# Voo Doo Witchcraft and Alchemy re batteries



## woodnthings (Jan 24, 2009)

Got some "dead" batteries? I had some that were dead for more than 5 yrs, just sitting there waiting for the grim recycling man come and bury them. Then I saw this article: http://www.jalopyjournal.com/forum/showthread.php?t=322721&highlight=batteries
So I thought I would try out the "zapping" technique. Try this at home, not at work, and wear your safety glasses even though nothing bad happened.  
These batteries started at 0 volts, deadrn****, and were revived to 19.2 volts , last photo not shown after charging for 1 hr. :blink: :thumbsup: bill
BTW the date on the battery was 02/96 more than 13 yrs old.
The set up:


----------



## cabinetman (Jul 5, 2007)

Hey...I got that same $3 multi tester as yours. What a small world.:laughing:


----------



## TexasTimbers (Oct 17, 2006)

cabinetman said:


> Hey...I got that same $3 multi tester as yours. What a small world.:laughing:


People who shop at Wally World usually have the same exact tools. :laughing:


----------



## TexasTimbers (Oct 17, 2006)

Woody that's a trick worth trying I have a bunch of dead ones. Some of them are not very old. One of them is a 28V LiIon that went T.U. right smart after buying the blasted thing. 

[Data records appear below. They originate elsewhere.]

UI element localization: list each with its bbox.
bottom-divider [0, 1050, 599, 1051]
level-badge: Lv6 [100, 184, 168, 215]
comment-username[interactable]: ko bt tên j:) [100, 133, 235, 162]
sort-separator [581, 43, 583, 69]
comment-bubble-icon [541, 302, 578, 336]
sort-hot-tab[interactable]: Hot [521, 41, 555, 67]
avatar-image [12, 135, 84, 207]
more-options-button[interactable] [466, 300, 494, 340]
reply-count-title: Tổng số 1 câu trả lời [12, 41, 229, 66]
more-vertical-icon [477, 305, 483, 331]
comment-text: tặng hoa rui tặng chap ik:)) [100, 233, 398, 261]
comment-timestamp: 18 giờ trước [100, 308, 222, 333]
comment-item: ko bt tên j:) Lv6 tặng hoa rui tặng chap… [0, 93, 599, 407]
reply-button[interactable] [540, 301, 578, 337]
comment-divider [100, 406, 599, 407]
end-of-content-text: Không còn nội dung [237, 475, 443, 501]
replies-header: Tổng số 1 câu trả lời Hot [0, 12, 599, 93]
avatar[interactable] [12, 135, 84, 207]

I haven't read the article yet so don't know if they mention if it works on lithium ions but I also have plenty Ni Cads on which to use the VooDoo. What will be of interest to em os how long they'll hold a charge now. 

Thanks for the article.


----------



## cabinetman (Jul 5, 2007)

TexasTimbers said:


> People who shop at Wally World usually have the same exact tools. :laughing:



Negative. Harbor Freight. Where have you been?


----------



## frankp (Oct 29, 2007)

TT, LiIon batteries have different charge levels and charge differently than NiCd. It may work, but I'd suspect you may also need to do a little jimmying with the process to make it work. As for how much life after the "raising of the dead", it's all "extra" at that point anyway, isn't it?


----------



## woodnthings (Jan 24, 2009)

*NO NO on the lithium!*

TT you said"...One of them is a 28V LiIon that went T.U. right smart after buying the blasted thing.
T.U. means Toes Up, as in road kill? Totally Useless? Wait, I'll look on the acronism chart! :laughing: bill


----------



## frankp (Oct 29, 2007)

woodnthings... No, TU means Tango Uniform! Everyone knows that


----------



## TexasTimbers (Oct 17, 2006)

Yeah what Frank said. 

Thanks for bailing me out Frank I was trying to figure out how to answer that. I didn't even realize I typed it. Military flashback I guess. :sailor:


----------



## frankp (Oct 29, 2007)

No problem TT. Anything to help a brother out in his time of need


----------



## woodnthings (Jan 24, 2009)

*Explain your explanation*



frankp said:


> woodnthings... No, TU means Tango Uniform! Everyone knows that


Not everyone Frank. bill


----------



## frankp (Oct 29, 2007)

For any who don't know the etymology of TU, it's a good one... at least as I've always heard it... it basically it comes from the engines on a plane being above the wing instead of below (IE plane upside down) and that being a bad thing like the plane crashed wrong side up or somehow got upside down during flight. From the right angle, that looks like a [lady on her back] shall we say... thus T**s Up. Have fun with it...


----------